そんなつもりで来たわけではないし、話を聞いたらもちろんすぐに失礼するつもりだった。
「遠慮しないで。部屋だけはたくさん余っているんです」
「そうそう、コイツ一人暮らしだからさ。相手してやってよ」
「はい。いつも一人なのでおしゃべりの相手がいてくれると嬉しいんですよ」
まるで自分の家のように言う銀脇に淡路も笑ってうなずく。
「……では、ありがたく」
今夜泊まる宿を用意していたわけではない昴は、その言葉におずおずと頭を下げる。
「じゃあ、俺、行くわ。また明日な!」
「はい。別に正面玄関から来てくれて構わないからね。門番には今度こそちゃんと言っておくから」
そう言って部屋を出て行こうとする銀脇の背中に淡路が声をかける。
「いやいや、俺が構ってやらないと庭守りのじいちゃんが寂しがるからな」
折角の淡路の言葉に振り返りもせずに銀脇はそう言い返すと、あっという間に部屋を出て行った。
「……嵐みたいな奴だな」
「えぇ、お礼も言い損ねてしまいました」
トンボと昴はその背中を茫然と見送った。
「銀脇はいつもああですよ。一人の僕を気にしてよく遊びに来てくれるのですが、何度言っても庭から忍び込んでくるんですよね」
「そりゃ、大変だな」
銀脇を見送りながら苦笑する淡路にトンボが相槌をうつ。
「まぁ、庭守りの爺やも面白がっているみたいですし、僕も門番に言ってないからいいんですけど」
「おいおい、駄目じゃん」
さらりと言われた言葉にトンボが呆れたようにつっこむ。
「まぁ、銀脇は明日もくるからお礼はその時で大丈夫でしょう」
淡路はそう言うと、昴とトンボにさっきまで銀脇が座っていたソファを勧めた。
「あとは自分でできるから下がっていいよ」
さらにそう言って使用人たちを下がらせると、淡路も昴たちの向かいのソファに腰をおろした。

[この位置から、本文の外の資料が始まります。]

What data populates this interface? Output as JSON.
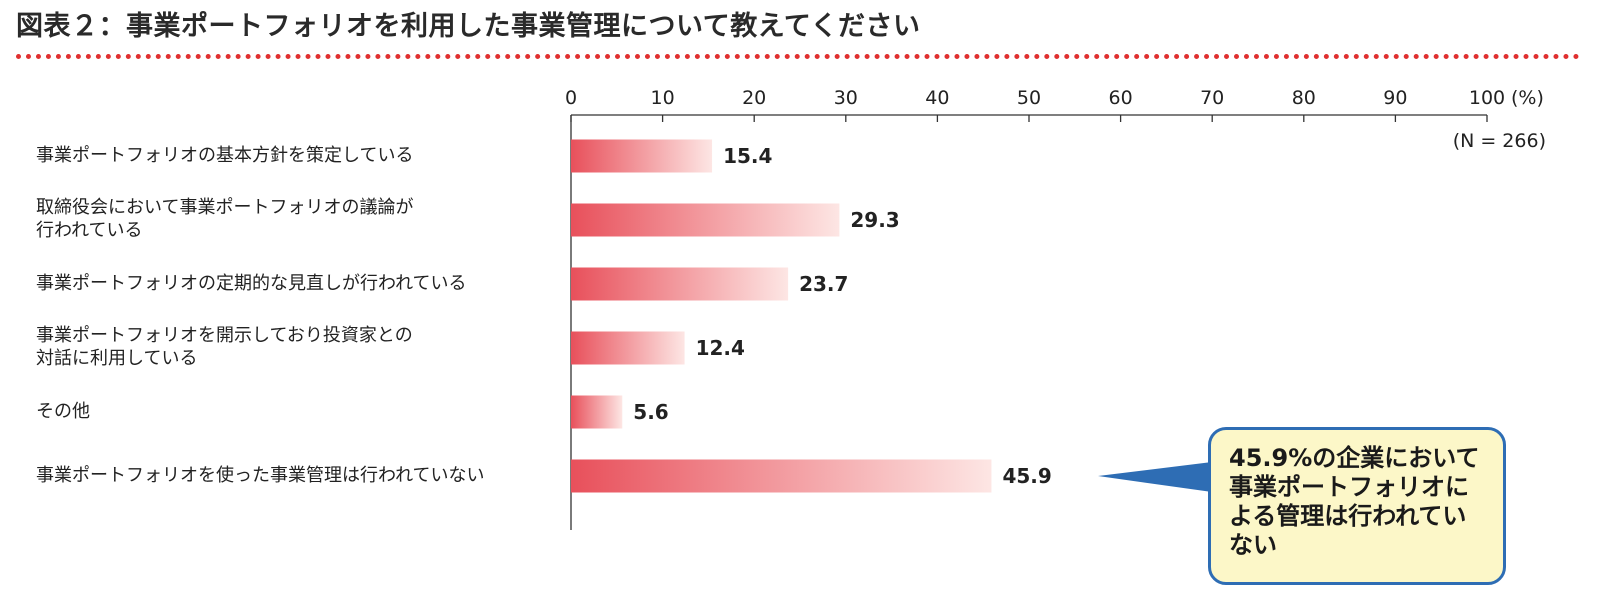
{
  "figure": {
    "title": "図表２：事業ポートフォリオを利用した事業管理について教えてください",
    "sample_note": "(N = 266)"
  },
  "callout": {
    "text": "45.9%の企業において事業ポートフォリオによる管理は行われていない"
  },
  "colors": {
    "bar_start": "#e8505b",
    "bar_end": "#fde6e4",
    "title_rule": "#e03030",
    "callout_border": "#2e6db4",
    "callout_fill": "#fcf7c8",
    "callout_pointer": "#2e6db4"
  },
  "chart_data": {
    "type": "bar",
    "orientation": "horizontal",
    "categories": [
      "事業ポートフォリオの基本方針を策定している",
      "取締役会において事業ポートフォリオの議論が\n行われている",
      "事業ポートフォリオの定期的な見直しが行われている",
      "事業ポートフォリオを開示しており投資家との\n対話に利用している",
      "その他",
      "事業ポートフォリオを使った事業管理は行われていない"
    ],
    "values": [
      15.4,
      29.3,
      23.7,
      12.4,
      5.6,
      45.9
    ],
    "value_labels": [
      "15.4",
      "29.3",
      "23.7",
      "12.4",
      "5.6",
      "45.9"
    ],
    "x_ticks": [
      "0",
      "10",
      "20",
      "30",
      "40",
      "50",
      "60",
      "70",
      "80",
      "90",
      "100"
    ],
    "x_unit": "(%)",
    "xlim": [
      0,
      100
    ],
    "axis_position": "top",
    "grid": false,
    "legend": "none"
  }
}
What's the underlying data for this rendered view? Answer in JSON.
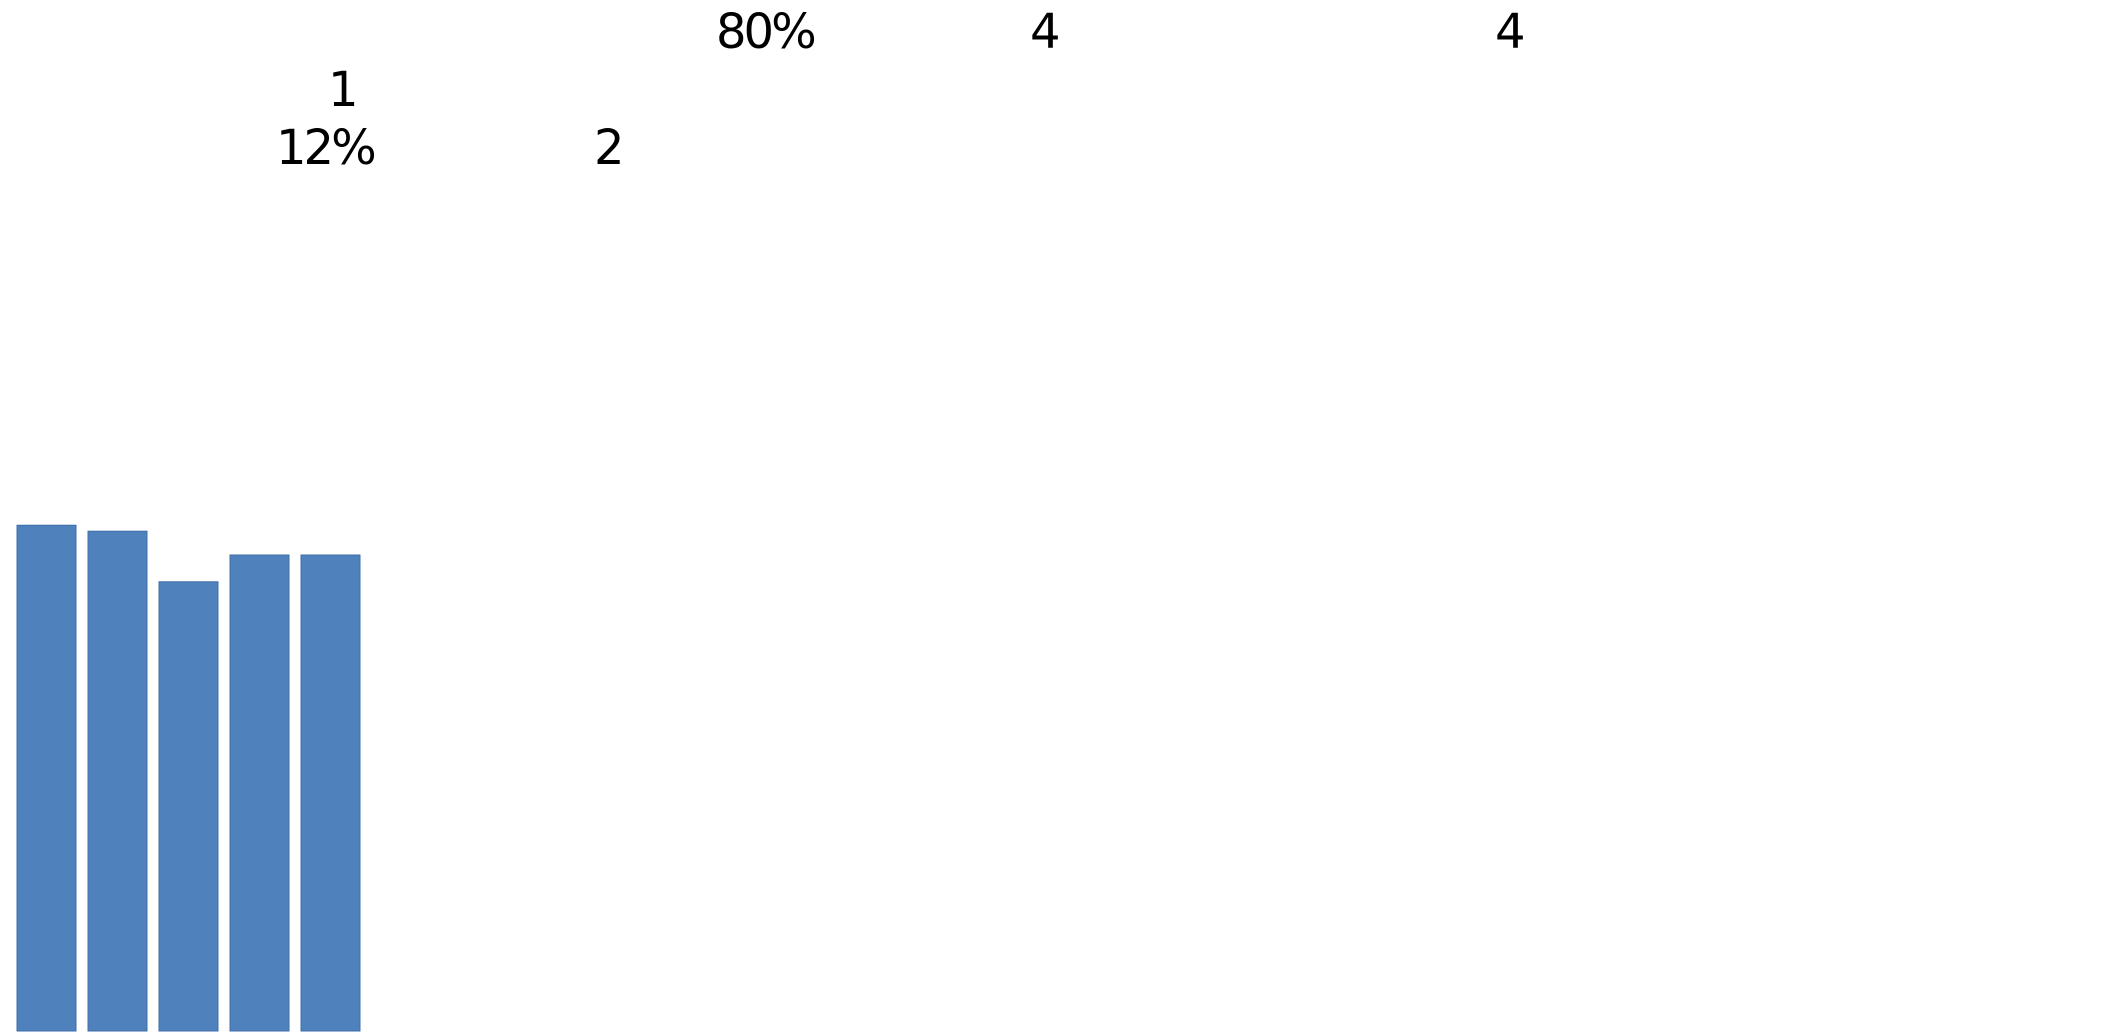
{
  "chart_data": {
    "type": "bar",
    "categories": [
      "",
      "",
      "",
      "",
      ""
    ],
    "values": [
      0.85,
      0.84,
      0.755,
      0.8,
      0.8
    ],
    "ylim": [
      0,
      1
    ],
    "grid": false,
    "legend": "none",
    "bar_color": "#4F81BD",
    "bar_edge_color": "#3F6EA8",
    "annotations": [
      "80%",
      "4",
      "4",
      "1",
      "12%",
      "2"
    ]
  }
}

「さて、銀脇からどう聞いているかわからないのですが、淡路と申します。この町で占い師みたいなことをしています」
「はっ? 占い師?」
トンボが思わず声を上げるのを見て淡路が苦笑する。
「やっぱり何も聞いてませんでしたか。銀脇は何と?」
「物知りな知り合い、とだけ。他に詳しいことは何も……」
困惑した顔で答える昴に淡路がうなずく。
「まぁ、あながち間違ってはいないんですけどね。ところでお名前を聞いても?」
「えっ、銀脇のやつ言ってなかったのかよ。あんたも名前も聞かずによく会う気になったな」
淡路の言葉におもわずつっこみの声を上げたトンボの口を昴が慌てて抑える。
「すみません。失礼なことを。私は昴、このドローンはトンボ。修理屋をしながら、二人でいろいろなものを見て回っているんです。この町の入り口で町酔いしているところを銀脇さんに助けていただきまして」
「そうそう。んで、不思議な話とかないかって聞いたら、銀脇があんたを紹介してくれたんだ」
抑えた口の隙間から話すトンボに、あんたではなく淡路さんです、と昴が注意する。
そんな二人を冷静な顔で見つめた淡路が口を開く。
「昴さんとトンボさんという名前は銀脇からききましたよ」
「「えっ?」」
予想外の言葉に昴とトンボがキョトンとした顔で淡路を見つめる。
でも、続いた淡路の言葉に二人はソファから立ち上がり、身構えた。
「そうではなく僕がお聞きしたのは本当の名前です。トンボ型のドローンと、銀髪の少女型アンドロイドとお聞きしていたので、少年型アンドロイドが来た時にはちょっとおどろいたんですけど……あなた達、黒髪の博士のドローンとアンドロイドでしょ?」
そうたずねると淡路は真面目な顔で二人を見つめた。